Cross Sections for Deeply Virtual Exclusive Experiments from Jefferson Lab at 6 GeV to an EIC

Imaging the 3D partonic structure of the nucleon is a fundamental goal of nuclear experimental programs ranging from Jefferson Lab (JLAB) at 6 GeV to the Electron Ion Collider (EIC). Deeply Virtual Compton Scattering (DVCS) was first proposed as a way to probe the spatial distribution of partons in nuclei [1] by Fourier transform of the exchanged momentum transfer between the initial and final. The extraction of observables from deeply virtual exclusive reactions in a clear and concise formalism is a necessity. We recently presented a completely covariant description of the DVCS process that can be extended to any kinematics, either fixed target or collider [2,3]. In our helicity formalism, we extract observables such that the dependence on Q2 is clear [4]. Utilizing current data from JLAB at both 6 and 12 GeV as well as pseudo-data of an EIC generated by state of the art machine learning techniques, we show predictions of what such an experimental program will do for our understanding of the physical properties of nuclei.  This work was funded by DOE grant DE-SC0016286 and SURA grant C2020-FEMT-002-04 and C2021-FEMT-006-05. 
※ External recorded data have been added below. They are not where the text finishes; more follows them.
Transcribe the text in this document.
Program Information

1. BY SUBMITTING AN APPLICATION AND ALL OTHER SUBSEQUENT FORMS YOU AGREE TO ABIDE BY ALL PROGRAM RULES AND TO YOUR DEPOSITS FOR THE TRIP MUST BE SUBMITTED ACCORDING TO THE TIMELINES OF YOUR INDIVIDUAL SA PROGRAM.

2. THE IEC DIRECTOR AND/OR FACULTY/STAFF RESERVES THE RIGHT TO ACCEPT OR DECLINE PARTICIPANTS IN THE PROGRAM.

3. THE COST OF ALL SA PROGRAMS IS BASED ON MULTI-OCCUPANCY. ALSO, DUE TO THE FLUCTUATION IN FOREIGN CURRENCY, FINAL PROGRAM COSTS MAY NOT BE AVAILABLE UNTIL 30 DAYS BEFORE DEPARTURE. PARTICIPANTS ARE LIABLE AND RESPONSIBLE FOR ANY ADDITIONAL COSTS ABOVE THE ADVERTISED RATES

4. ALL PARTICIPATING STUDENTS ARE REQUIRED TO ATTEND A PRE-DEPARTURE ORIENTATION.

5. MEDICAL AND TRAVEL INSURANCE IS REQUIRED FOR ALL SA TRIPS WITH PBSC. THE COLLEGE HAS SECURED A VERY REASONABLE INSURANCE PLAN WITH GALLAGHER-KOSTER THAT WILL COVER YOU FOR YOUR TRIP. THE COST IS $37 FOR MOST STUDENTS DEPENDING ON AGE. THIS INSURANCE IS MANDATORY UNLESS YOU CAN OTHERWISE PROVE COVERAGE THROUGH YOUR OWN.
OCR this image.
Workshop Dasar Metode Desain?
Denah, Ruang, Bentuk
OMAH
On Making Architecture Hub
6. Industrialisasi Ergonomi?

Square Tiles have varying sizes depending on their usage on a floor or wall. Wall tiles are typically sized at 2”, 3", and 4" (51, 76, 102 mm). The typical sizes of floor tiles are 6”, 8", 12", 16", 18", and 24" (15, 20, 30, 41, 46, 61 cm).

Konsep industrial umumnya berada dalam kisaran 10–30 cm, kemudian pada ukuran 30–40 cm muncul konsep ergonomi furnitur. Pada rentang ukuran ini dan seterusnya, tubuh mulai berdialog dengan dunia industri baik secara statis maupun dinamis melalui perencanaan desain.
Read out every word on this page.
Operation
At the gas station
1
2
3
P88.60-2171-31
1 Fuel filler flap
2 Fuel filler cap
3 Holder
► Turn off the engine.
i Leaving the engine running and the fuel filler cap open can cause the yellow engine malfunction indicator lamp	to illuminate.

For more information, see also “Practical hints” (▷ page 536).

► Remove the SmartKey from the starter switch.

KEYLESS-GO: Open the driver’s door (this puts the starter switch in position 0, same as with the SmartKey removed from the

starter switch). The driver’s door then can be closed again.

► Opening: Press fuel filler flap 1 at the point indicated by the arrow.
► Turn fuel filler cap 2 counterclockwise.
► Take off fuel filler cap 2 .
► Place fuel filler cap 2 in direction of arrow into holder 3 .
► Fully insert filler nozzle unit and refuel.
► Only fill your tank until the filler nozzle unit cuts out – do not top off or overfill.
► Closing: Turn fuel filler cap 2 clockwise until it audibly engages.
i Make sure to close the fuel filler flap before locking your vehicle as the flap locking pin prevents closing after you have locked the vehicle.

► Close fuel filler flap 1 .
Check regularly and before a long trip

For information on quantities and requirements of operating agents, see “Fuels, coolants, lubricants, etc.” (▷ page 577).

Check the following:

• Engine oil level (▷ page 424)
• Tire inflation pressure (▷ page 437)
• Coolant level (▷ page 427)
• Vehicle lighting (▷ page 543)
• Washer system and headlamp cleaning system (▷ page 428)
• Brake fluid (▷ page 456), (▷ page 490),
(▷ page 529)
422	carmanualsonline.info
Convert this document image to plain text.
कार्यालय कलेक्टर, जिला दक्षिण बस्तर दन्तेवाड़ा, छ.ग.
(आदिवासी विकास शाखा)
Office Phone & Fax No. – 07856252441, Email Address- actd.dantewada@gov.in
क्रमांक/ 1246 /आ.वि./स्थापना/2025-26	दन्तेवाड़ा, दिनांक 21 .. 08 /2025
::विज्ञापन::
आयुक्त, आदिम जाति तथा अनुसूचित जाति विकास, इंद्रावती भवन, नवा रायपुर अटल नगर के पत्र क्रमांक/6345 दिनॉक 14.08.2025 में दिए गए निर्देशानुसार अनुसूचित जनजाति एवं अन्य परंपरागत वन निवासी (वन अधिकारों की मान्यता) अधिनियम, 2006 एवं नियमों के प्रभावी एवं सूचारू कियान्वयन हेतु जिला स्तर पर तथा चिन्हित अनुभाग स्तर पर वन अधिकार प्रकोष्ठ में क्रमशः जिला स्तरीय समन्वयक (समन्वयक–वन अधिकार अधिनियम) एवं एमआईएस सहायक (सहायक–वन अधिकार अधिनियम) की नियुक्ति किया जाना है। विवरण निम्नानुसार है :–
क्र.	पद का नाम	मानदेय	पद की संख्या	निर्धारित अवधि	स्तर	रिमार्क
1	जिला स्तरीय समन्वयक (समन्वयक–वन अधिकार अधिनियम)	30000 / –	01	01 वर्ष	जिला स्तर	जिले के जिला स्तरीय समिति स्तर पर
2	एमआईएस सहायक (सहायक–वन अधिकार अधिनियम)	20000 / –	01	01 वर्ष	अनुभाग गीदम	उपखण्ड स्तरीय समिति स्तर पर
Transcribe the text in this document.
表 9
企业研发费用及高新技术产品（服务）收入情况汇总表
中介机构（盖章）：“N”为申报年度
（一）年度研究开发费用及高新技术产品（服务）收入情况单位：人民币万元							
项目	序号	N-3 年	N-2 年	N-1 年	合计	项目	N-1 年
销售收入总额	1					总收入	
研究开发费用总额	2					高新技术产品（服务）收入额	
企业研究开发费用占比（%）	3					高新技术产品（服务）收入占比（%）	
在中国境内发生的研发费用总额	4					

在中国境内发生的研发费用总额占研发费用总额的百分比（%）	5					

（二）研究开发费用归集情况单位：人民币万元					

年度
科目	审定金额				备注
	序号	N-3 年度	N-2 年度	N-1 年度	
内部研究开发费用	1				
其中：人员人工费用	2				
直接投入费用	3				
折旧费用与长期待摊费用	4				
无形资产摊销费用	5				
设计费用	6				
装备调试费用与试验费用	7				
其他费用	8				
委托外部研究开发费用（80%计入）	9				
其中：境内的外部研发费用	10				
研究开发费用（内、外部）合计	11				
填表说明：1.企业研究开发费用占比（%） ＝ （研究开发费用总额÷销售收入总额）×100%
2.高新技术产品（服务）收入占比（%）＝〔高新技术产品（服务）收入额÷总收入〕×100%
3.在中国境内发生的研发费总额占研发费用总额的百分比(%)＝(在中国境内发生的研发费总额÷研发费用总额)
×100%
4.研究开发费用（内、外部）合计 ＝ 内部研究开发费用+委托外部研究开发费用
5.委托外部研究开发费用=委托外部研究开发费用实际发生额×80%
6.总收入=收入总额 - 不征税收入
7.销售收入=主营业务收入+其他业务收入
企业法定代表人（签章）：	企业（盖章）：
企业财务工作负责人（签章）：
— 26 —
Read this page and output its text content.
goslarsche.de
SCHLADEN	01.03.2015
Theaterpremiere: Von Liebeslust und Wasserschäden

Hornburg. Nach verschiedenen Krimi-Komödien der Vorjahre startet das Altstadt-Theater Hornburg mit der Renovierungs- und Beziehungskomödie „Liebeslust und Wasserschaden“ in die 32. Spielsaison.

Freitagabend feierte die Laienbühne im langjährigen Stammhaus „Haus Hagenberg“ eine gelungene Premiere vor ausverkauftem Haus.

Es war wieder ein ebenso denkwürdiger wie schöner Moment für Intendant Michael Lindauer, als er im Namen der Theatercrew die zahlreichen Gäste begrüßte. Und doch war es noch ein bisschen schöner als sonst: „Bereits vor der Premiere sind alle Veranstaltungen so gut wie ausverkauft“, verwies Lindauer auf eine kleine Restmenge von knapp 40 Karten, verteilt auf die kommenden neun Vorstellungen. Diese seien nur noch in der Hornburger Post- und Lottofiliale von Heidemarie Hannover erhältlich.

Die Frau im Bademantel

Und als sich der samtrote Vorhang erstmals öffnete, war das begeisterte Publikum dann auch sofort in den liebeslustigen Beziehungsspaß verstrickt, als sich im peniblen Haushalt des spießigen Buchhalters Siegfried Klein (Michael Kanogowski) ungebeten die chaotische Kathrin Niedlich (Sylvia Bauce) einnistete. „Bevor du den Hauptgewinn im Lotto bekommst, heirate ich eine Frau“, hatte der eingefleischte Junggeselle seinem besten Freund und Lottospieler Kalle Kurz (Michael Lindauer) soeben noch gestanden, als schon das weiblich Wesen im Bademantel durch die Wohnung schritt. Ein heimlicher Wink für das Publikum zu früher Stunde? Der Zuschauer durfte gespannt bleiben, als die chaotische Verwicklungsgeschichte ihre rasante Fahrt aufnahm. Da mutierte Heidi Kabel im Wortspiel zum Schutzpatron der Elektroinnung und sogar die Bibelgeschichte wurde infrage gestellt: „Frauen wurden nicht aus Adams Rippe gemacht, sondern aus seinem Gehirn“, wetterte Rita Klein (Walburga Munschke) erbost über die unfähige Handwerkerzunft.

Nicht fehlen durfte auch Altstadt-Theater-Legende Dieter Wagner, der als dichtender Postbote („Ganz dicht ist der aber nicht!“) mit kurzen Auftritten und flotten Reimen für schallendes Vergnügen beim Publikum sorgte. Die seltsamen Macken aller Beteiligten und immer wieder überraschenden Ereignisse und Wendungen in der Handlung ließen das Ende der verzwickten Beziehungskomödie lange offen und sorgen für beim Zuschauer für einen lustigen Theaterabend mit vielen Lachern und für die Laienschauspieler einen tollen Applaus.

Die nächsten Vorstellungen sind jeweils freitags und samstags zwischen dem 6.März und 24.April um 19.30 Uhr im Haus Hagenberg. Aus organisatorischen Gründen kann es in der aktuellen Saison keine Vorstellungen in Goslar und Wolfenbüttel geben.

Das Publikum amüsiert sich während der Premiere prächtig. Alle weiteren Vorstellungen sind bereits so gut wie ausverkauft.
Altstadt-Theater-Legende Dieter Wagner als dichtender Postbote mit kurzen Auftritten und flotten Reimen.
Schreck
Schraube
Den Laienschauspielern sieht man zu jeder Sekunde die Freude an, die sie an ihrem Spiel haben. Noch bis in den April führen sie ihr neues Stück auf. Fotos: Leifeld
[1] Xiangdong Ji. Deeply virtual Compton scattering. Phys. Rev. D 55, 1997.

[2] B. Kriesten, S. Liuti, L. Calero-Diaz, D. Keller, A. Meyer, G. R. Goldstein, and J. Osvaldo gonzalez-Hernandez, Phys. Rev. D 101, 054021 (2020).

[3] B. Kriesten and S. Liuti, (2020), arXiv:2004.08890 [hep-ph] submitted to PRD.

[4] B. Kriesten and S. Liuti, (2020), arXiv:2011.04484 [hep-ph] submitted to PLB.